By Báyò Akómoláfé, re-posted from social media (July 12, 2022)
With regards to climate chaos, I find that what is most needed in these moments is more than just political will, new solutions, techno-bureaucratic agency, amplified activism, green legislation, international compliance, indigenous participation, civic education, and intensified philanthropy. We need a break.
Some sort of ontological apostasy is required to compost the human agent, dragging him away from his centralized throne. Something that flashes up, trips up, and offends – like the shaman’s knife poised on the client’s arm. Something that enacts a pause – in the spirit of Wendell Berry’s invitation to consider that “the impeded stream is the one that sings”.

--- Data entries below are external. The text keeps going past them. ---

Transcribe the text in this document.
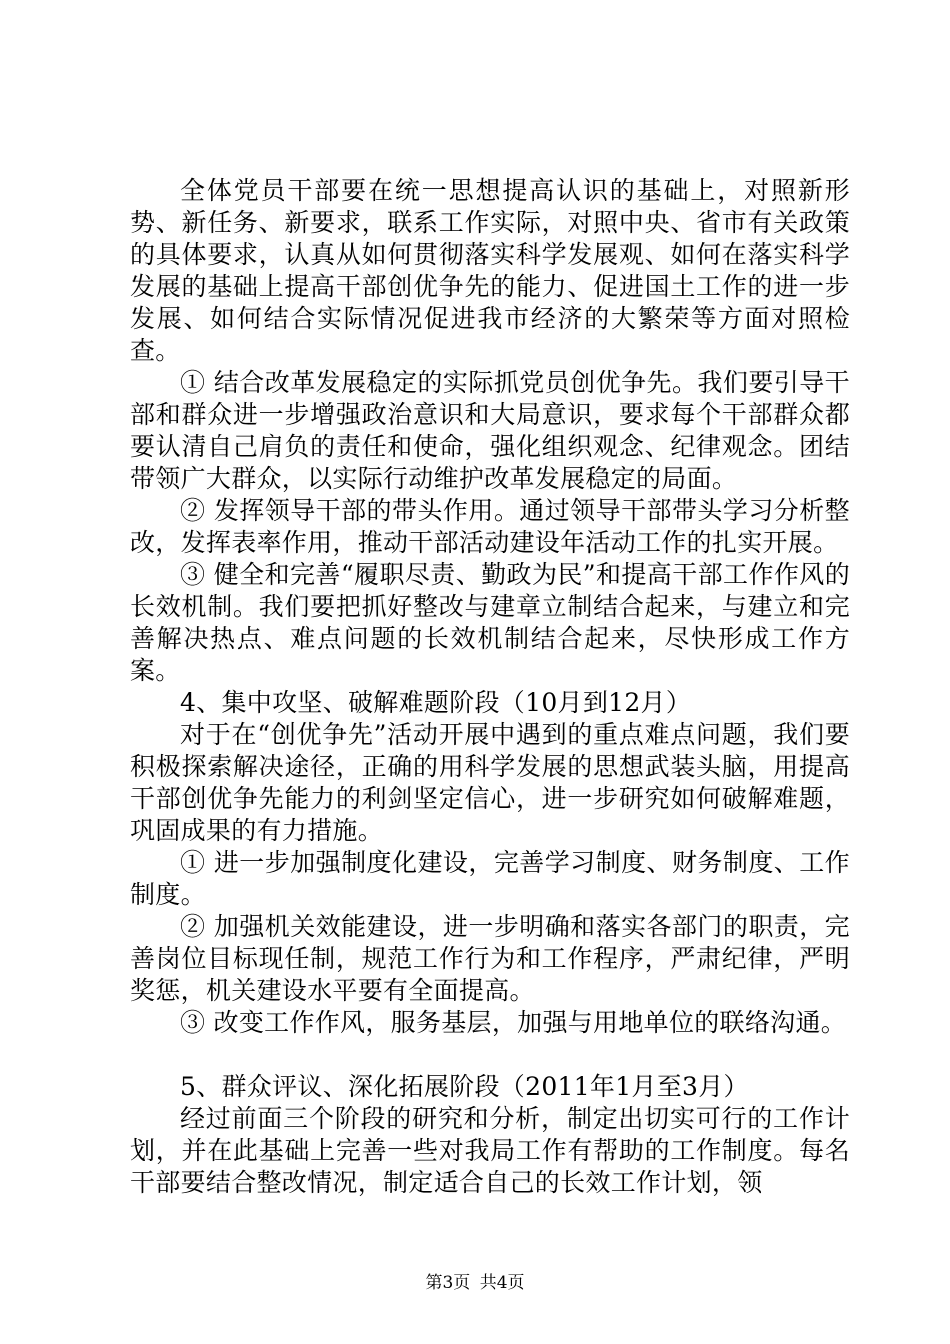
全体党员干部要在统一思想提高认识的基础上，对照新形势、新任务、新要求，联系工作实际，对照中央、省市有关政策的具体要求，认真从如何贯彻落实科学发展观、如何在落实科学发展的基础上提高干部创优争先的能力、促进国土工作的进一步发展、如何结合实际情况促进我市经济的大繁荣等方面对照检查。

① 结合改革发展稳定的实际抓党员创优争先。我们要引导干部和群众进一步增强政治意识和大局意识，要求每个干部群众都要认清自己肩负的责任和使命，强化组织观念、纪律观念。团结带领广大群众，以实际行动维护改革发展稳定的局面。

② 发挥领导干部的带头作用。通过领导干部带头学习分析整改，发挥表率作用，推动干部活动建设年活动工作的扎实开展。

③ 健全和完善“履职尽责、勤政为民”和提高干部工作作风的长效机制。我们要把抓好整改与建章立制结合起来，与建立和完善解决热点、难点问题的长效机制结合起来，尽快形成工作方案。

4、集中攻坚、破解难题阶段（10月到12月）

对于在“创优争先”活动开展中遇到的重点难点问题，我们要积极探索解决途径，正确的用科学发展的思想武装头脑，用提高干部创优争先能力的利剑坚定信心，进一步研究如何破解难题，巩固成果的有力措施。

① 进一步加强制度化建设，完善学习制度、财务制度、工作制度。

② 加强机关效能建设，进一步明确和落实各部门的职责，完善岗位目标现任制，规范工作行为和工作程序，严肃纪律，严明奖惩，机关建设水平要有全面提高。

③ 改变工作作风，服务基层，加强与用地单位的联络沟通。

5、群众评议、深化拓展阶段（2011年1月至3月）

经过前面三个阶段的研究和分析，制定出切实可行的工作计划，并在此基础上完善一些对我局工作有帮助的工作制度。每名干部要结合整改情况，制定适合自己的长效工作计划，领

第3页 共4页
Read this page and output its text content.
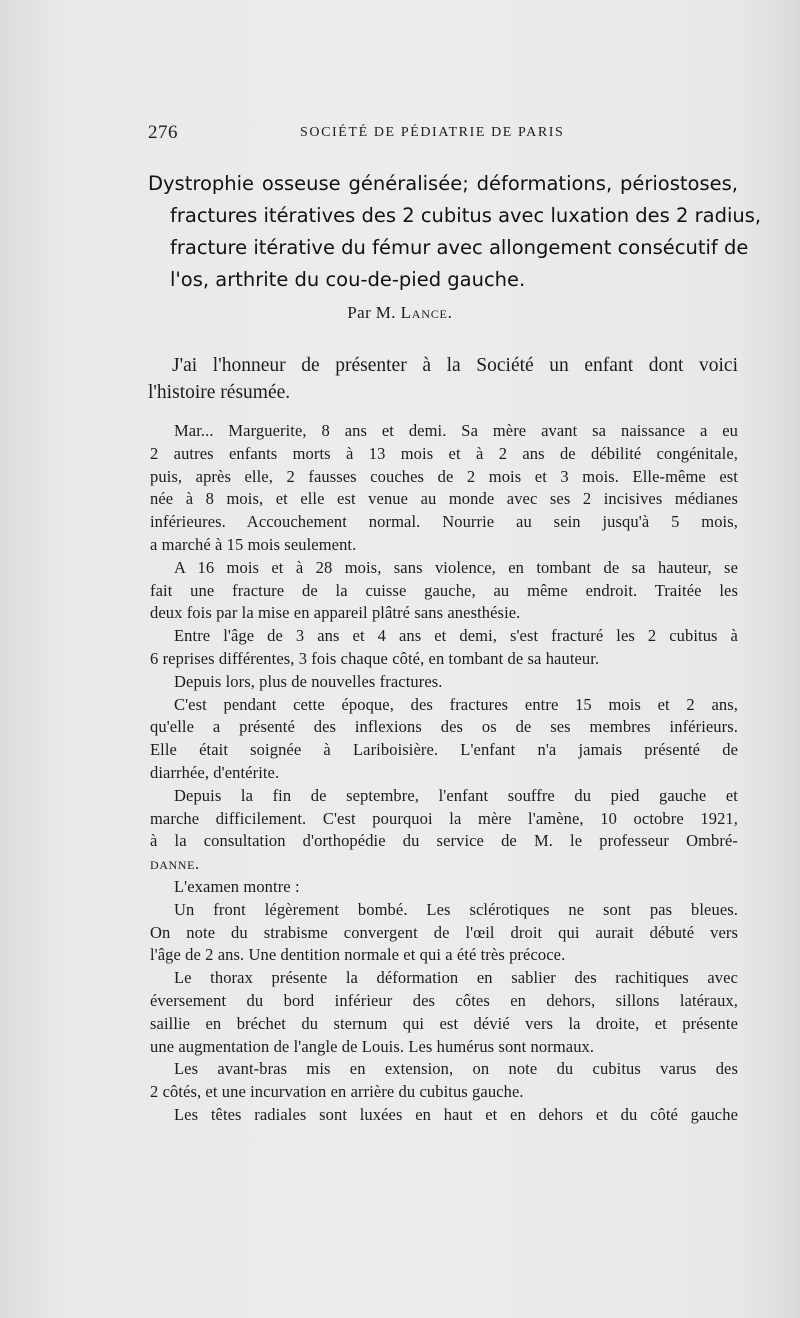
276	SOCIÉTÉ DE PÉDIATRIE DE PARIS
Dystrophie osseuse généralisée; déformations, périostoses,
fractures itératives des 2 cubitus avec luxation des 2 radius,
fracture itérative du fémur avec allongement consécutif de
l'os, arthrite du cou-de-pied gauche.
Par M. Lance.
J'ai l'honneur de présenter à la Société un enfant dont voici
l'histoire résumée.
Mar... Marguerite, 8 ans et demi. Sa mère avant sa naissance a eu
2 autres enfants morts à 13 mois et à 2 ans de débilité congénitale,
puis, après elle, 2 fausses couches de 2 mois et 3 mois. Elle-même est
née à 8 mois, et elle est venue au monde avec ses 2 incisives médianes
inférieures. Accouchement normal. Nourrie au sein jusqu'à 5 mois,
a marché à 15 mois seulement.
A 16 mois et à 28 mois, sans violence, en tombant de sa hauteur, se
fait une fracture de la cuisse gauche, au même endroit. Traitée les
deux fois par la mise en appareil plâtré sans anesthésie.
Entre l'âge de 3 ans et 4 ans et demi, s'est fracturé les 2 cubitus à
6 reprises différentes, 3 fois chaque côté, en tombant de sa hauteur.
Depuis lors, plus de nouvelles fractures.
C'est pendant cette époque, des fractures entre 15 mois et 2 ans,
qu'elle a présenté des inflexions des os de ses membres inférieurs.
Elle était soignée à Lariboisière. L'enfant n'a jamais présenté de
diarrhée, d'entérite.
Depuis la fin de septembre, l'enfant souffre du pied gauche et
marche difficilement. C'est pourquoi la mère l'amène, 10 octobre 1921,
à la consultation d'orthopédie du service de M. le professeur Ombré-
danne.
L'examen montre :
Un front légèrement bombé. Les sclérotiques ne sont pas bleues.
On note du strabisme convergent de l'œil droit qui aurait débuté vers
l'âge de 2 ans. Une dentition normale et qui a été très précoce.
Le thorax présente la déformation en sablier des rachitiques avec
éversement du bord inférieur des côtes en dehors, sillons latéraux,
saillie en bréchet du sternum qui est dévié vers la droite, et présente
une augmentation de l'angle de Louis. Les humérus sont normaux.
Les avant-bras mis en extension, on note du cubitus varus des
2 côtés, et une incurvation en arrière du cubitus gauche.
Les têtes radiales sont luxées en haut et en dehors et du côté gauche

Zizek calls this disruption an event; I call it “breaks” or “cracks”. By “breaks”, I refer to transversal events that disrupt the smooth continuity of the modern subject. A trip-epistemology, if you will. Something that decenters the knowing subject, recasting him as the known. Something that forcefully demonstrates that the Human project – tied to legacies of the 19th century Enlightenment movements – is heavily indebted to and subsidized by the more-than-human.
Until the modern subject is crippled, tripped up, split open, impeded, disrupted, offended, paused, and defeated (a la Rilke), we will continue to roam the dry wastelands of a modern cosmovision suddenly drowning in waters too deep for its placemaking rituals.